Parkinson’s disease is a nervous system disease that affects movement. It develops gradually, sometimes starting with a tremor that is barely noticeable on one hand. It also causes stiffness and slow movement.
Parkinson’s disease is a degenerative disease resulting from the slow, progressive death of neurons in the brain. Because the part of the brain affected by the disease plays an important role in controlling our movements, people with Parkinson’s disease gradually make stiff and uncontrollable movements. For example, it becomes difficult to bring a cup to the lips with precision and smoothness. Today, available treatments can reduce symptoms quite effectively and slow the progression of the disease. A person can live with Parkinson’s disease for many years.
Parkinson’s disease usually occurs between the ages of 50 and 70. The average age of onset of the disease in the US is 60. At first, the symptoms may be mistaken for normal aging, but as they get worse, the diagnosis becomes clearer.
When the first symptoms appear, an estimated 60% to 80% of dark matter nerve cells have already been destroyed. Thus, when symptoms appear, the disease has already progressed by an average of 5 to 10 years.
Worldwide, more than 300,000 people are diagnosed with the disease each year. The number of cases increases with age. An estimated 1 in 100 people are affected at age 65, and 2 in 100 people at age 70 and older. At the heart of the disease: a dopamine imbalance.

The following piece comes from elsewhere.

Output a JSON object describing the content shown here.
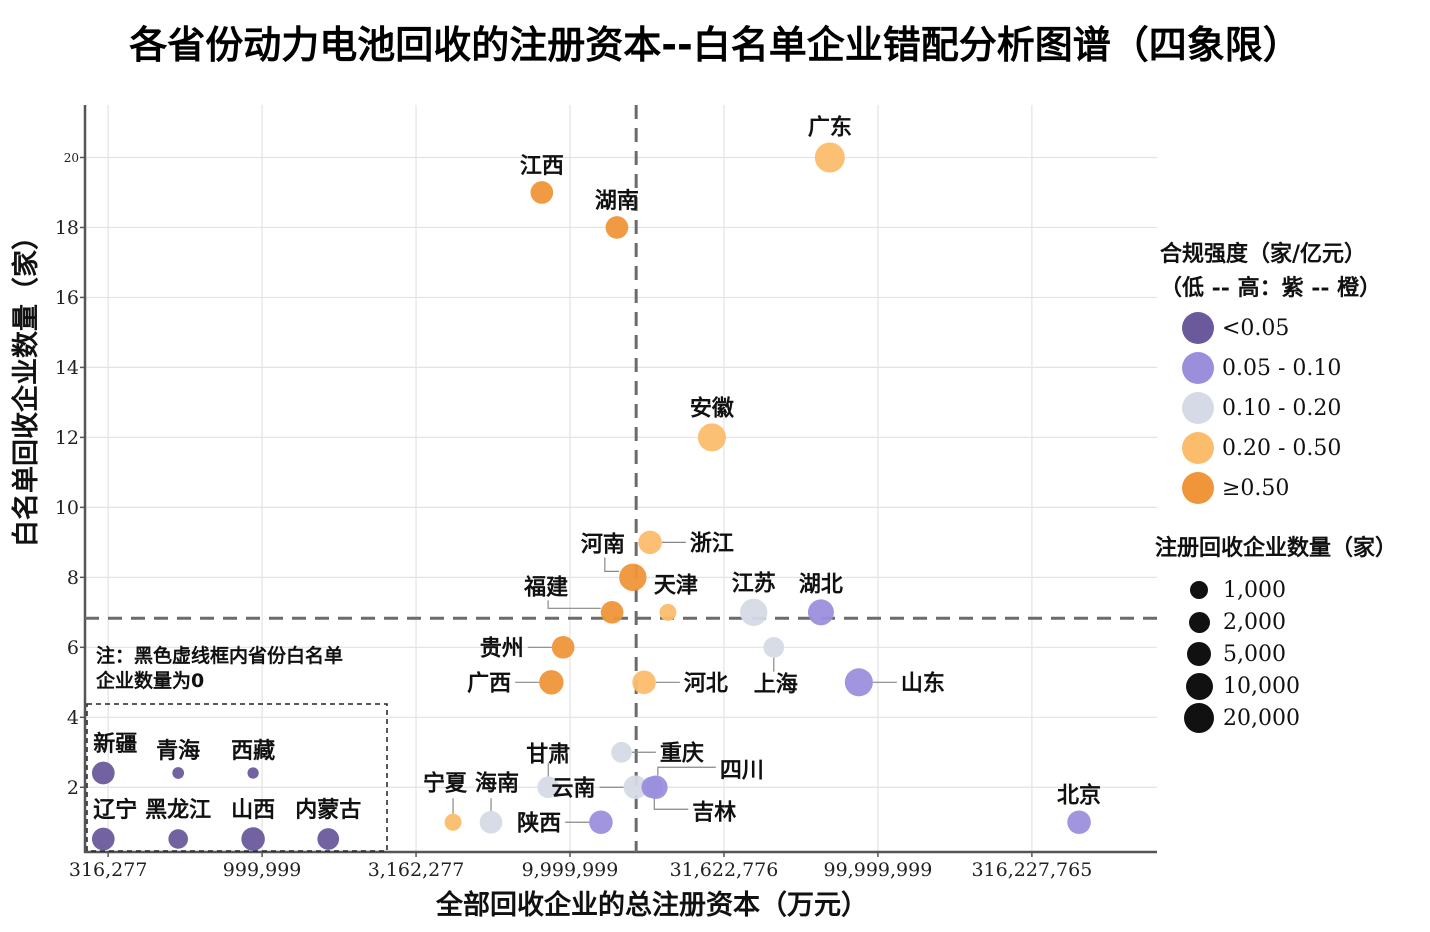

Nerve cells affected by Parkinson’s disease are located in an area called “dark matter” in the center of the brain. The cells in this area produce dopamine, a chemical messenger ( a neurotransmitter) that helps control movement but also acts on feelings of pleasure and desire. The death of the dark matter cells causes a shortage of dopamine, which leads to an increase in acetylcholine and glutamate (two other chemical messengers). This imbalance causes the occurrence of the disease symptoms, namely tremors, muscle stiffness, and the inability to perform certain movements. On the other hand, an excess of dopamine can cause symptoms associated with schizophrenia.
What causes the progressive loss of neurons in Parkinson’s disease remains unknown in most cases. Scientists agree that a combination of genetic and environmental factors plays a role, although these cannot always be clearly defined. The current consensus is that the environment plays a more important role than heredity, but that genetic factors would prevail when the disease occurs before age 50. Here are some of the environmental factors involved:
- Early or prolonged exposure to chemical pollutants or pesticides, including herbicides and insecticides (e.g., rotenone).
- MPTP, a drug that sometimes contaminates heroin, can suddenly cause a severe and irreversible form of Parkinson’s disease. This drug acts in the same way as rotenone pesticide.
- Carbon monoxide or manganese poisoning.
Researchers have also found that many changes occur in the brains of people with Parkinson’s disease, although the reasons for these changes have not been determined. These changes include:
- The presence of Lewy bodies, which are substances present in brain cells (neurons). Researchers believe that these Lewy bodies play a toxic role in Parkinson’s disease.
- The presence of alpha-synuclein in Lewy bodies. Although there are many substances present in Lewy’s bodies, scientists believe that alpha-synuclein is a protein that plays a harmful role when it is in an aggregated form that cannot be resolved by cells.